In alle Netze / Bernhard Wolf
Zehn großformatige Motive als Wandmalerei und Wandplakate im Stadtgebiet Graz
Dirck Möllmann

Neulich schrieb ein Blogger auf Public Art (Now)1, dass die Kunst sich mittlerweile wirklich im öffentlichen Raum etabliert habe, es aber noch daran fehle, ihre Inhalte öffentlich bewusst zu machen. Vielleicht arbeitet Bernhard Wolf mit seiner Wandplakatreihe auf okkupiertem öffentlichem Terrain genau an diesem Bewusstsein. Seine Kunst bringt Zeichen auf den Punkt und das Einfachste ist oft das Schwierigste. Wolf versteht es sehr genau, allgemein verständliche oder bekannte Motive auf prägnante Weise noch einmal zu vereinfachen. Seine Formate sind schlicht in Schwarz auf Weiß per Hand auf übergroße Leinwand gemalt. Die händische Anfertigung macht die Signalwirkung von Zeichen ästhetisch neu lesbar – sie stehen für sich selbst wie Malerei und sind verständlich wie Werbung. Das Pausenzeichen des Apple-Betriebssystems prangt unter dem Vordach einer ausrangierten Tankstelle in Liebenau, darüber steht TRAUM. An der Backsteinmauer eines Wohnhauses in der Zweiglgasse hängt ein handgefertigtes Wandplakat mit dem Op-Art-Motiv der italienischen Künstlerin Marina Appolonio aus den 1960er Jahren, darunter steht in großen Lettern ZEIT. Eine andere bloßgelegte Brandmauer beim Lendplatz ziert das Wandposter SPIRITUELLE EXTRAVAGANZ. Auch BROT WURST PETERSILIE am Griesplatz über dem verklebten Schaufenster eines Lebensmittelladens lässt einen sich kurz am Kopf kratzen. Die Kombination von Schrift und Zeichen ist nicht kompliziert, aber auch nicht banal. Sie unterbricht nur eben kurz den Fluss der öffentlichen Bilder, der Blick ruht, der Verstand springt an, überlegt, und mit irgendetwas im Gepäck geht’s wieder weiter.

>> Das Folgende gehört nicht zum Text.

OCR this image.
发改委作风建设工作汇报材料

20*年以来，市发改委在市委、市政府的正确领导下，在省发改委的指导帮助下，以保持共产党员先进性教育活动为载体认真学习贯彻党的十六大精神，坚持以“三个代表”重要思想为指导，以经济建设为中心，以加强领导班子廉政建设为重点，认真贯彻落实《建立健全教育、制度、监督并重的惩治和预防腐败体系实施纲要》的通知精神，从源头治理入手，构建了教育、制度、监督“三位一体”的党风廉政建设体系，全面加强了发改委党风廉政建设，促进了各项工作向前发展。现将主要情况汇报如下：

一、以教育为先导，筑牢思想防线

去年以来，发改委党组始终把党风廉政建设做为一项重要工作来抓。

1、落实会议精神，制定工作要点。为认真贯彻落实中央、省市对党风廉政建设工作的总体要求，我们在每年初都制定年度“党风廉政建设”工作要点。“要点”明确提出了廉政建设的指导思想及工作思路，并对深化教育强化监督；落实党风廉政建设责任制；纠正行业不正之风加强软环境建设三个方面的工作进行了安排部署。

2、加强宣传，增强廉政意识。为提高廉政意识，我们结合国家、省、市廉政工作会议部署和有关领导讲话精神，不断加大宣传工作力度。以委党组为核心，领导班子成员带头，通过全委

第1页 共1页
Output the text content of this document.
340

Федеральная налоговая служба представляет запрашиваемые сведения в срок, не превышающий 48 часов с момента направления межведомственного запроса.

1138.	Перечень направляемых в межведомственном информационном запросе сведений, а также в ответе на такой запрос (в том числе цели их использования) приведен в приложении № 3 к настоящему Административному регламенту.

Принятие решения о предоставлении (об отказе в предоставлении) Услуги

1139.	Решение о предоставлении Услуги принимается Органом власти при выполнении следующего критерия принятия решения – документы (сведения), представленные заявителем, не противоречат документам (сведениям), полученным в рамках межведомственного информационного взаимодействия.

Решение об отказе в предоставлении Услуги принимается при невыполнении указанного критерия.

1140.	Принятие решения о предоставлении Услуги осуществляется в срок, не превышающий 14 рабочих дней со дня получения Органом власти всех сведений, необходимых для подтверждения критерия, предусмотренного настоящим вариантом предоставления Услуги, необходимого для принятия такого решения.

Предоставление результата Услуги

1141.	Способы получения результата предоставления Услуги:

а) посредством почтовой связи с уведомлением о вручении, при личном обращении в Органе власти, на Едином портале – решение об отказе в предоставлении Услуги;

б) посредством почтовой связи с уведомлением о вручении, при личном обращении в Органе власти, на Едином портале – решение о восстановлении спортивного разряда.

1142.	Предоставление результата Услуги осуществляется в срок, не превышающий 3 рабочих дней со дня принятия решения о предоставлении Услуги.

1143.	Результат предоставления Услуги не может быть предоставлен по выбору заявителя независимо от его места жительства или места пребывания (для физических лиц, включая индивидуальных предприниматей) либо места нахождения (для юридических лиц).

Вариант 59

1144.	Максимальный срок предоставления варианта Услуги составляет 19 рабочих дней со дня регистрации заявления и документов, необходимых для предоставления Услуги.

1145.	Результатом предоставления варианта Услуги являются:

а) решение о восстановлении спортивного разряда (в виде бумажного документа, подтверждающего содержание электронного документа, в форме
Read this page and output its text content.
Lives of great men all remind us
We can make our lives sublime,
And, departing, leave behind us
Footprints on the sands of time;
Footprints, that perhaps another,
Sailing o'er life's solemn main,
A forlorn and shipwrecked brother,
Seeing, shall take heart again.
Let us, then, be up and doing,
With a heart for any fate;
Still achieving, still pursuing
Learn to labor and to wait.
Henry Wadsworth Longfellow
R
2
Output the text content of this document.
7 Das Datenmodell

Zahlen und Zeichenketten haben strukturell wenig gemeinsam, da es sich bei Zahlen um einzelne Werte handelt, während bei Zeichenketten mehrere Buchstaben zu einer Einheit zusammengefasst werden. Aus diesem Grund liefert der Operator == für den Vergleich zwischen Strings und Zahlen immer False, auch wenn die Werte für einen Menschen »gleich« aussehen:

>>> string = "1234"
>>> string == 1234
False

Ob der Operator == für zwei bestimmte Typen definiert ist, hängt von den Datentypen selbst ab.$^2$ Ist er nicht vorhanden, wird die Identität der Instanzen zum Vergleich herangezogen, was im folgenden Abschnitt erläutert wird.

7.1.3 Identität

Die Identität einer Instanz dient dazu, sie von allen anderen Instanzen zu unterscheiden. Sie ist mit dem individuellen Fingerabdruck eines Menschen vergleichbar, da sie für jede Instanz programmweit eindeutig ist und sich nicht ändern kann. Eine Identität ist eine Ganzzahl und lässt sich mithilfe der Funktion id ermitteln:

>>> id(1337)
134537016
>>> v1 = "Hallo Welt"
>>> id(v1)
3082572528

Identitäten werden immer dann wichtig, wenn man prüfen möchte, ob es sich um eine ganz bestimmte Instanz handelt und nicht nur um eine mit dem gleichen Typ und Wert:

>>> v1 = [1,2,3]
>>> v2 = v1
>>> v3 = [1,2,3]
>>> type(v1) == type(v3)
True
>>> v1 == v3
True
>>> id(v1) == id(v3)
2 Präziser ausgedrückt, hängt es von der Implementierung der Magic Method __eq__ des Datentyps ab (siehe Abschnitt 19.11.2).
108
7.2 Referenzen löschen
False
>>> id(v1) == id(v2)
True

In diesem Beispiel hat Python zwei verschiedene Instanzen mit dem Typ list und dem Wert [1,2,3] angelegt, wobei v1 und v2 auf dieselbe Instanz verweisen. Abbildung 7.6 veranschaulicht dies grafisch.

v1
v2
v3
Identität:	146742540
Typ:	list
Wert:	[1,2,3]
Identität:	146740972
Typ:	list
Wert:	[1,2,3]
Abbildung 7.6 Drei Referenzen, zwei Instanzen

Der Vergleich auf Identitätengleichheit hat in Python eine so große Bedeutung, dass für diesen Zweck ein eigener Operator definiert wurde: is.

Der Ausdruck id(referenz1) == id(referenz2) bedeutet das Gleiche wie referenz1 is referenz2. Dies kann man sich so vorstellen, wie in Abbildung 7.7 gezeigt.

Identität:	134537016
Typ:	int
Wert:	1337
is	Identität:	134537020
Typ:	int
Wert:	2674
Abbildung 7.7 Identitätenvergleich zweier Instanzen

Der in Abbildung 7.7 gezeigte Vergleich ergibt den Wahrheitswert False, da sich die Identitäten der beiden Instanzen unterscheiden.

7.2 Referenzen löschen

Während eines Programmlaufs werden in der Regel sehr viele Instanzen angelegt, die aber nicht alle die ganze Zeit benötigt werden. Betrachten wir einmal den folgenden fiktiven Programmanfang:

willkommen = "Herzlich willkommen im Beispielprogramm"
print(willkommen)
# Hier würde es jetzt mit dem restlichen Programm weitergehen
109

Anders als Werbung gehen Wolfs Wandplakate nicht auf Kundenfang und anders als die Street-Art geht es nicht um soziale Codes, politische Botschaften, Coolness oder Rowdytum. Die gekonnte Melange aus Reduktion und Pop ist nicht eindeutig definiert. Sie lebt bei Wolf nicht vom Bild allein, sondern ebenso viel vom Ort. Risse im Stadtgefüge werden von ihm bevorzugt, unklare Stellen, die architektonisch nicht ausdefiniert sind, ein bisschen nostalgisch. Plötzlich wird einem die Ideologie der Jetztzeit bewusst. Man schaut auf ein Motiv und erfasst den Zustand einer urbanen Situation anhand einer Brandmauer, in einer Baulücke, über einem geschlossenen Laden, im laufenden Verkehr. Kunst kennt andere Rhythmen im Alltag und sie kann Wahrnehmungsmuster unterbrechen, das lässt sich bei Bernhard Wolf lernen. Vor der realen Verteuerung der Lebensbedingungen durch Gentrifizierung werden die Wandgemälde aber nicht schützen können. Die zehn großformatigen Arbeiten wurden ab Juli 2013 im Stadtgebiet aufgehängt und bleiben für eine Weile hängen.

Dirck Möllmann, Kurator am Institut für Kunst im öffentlichen Raum Steiermark, Universalmuseum Joanneum, Graz.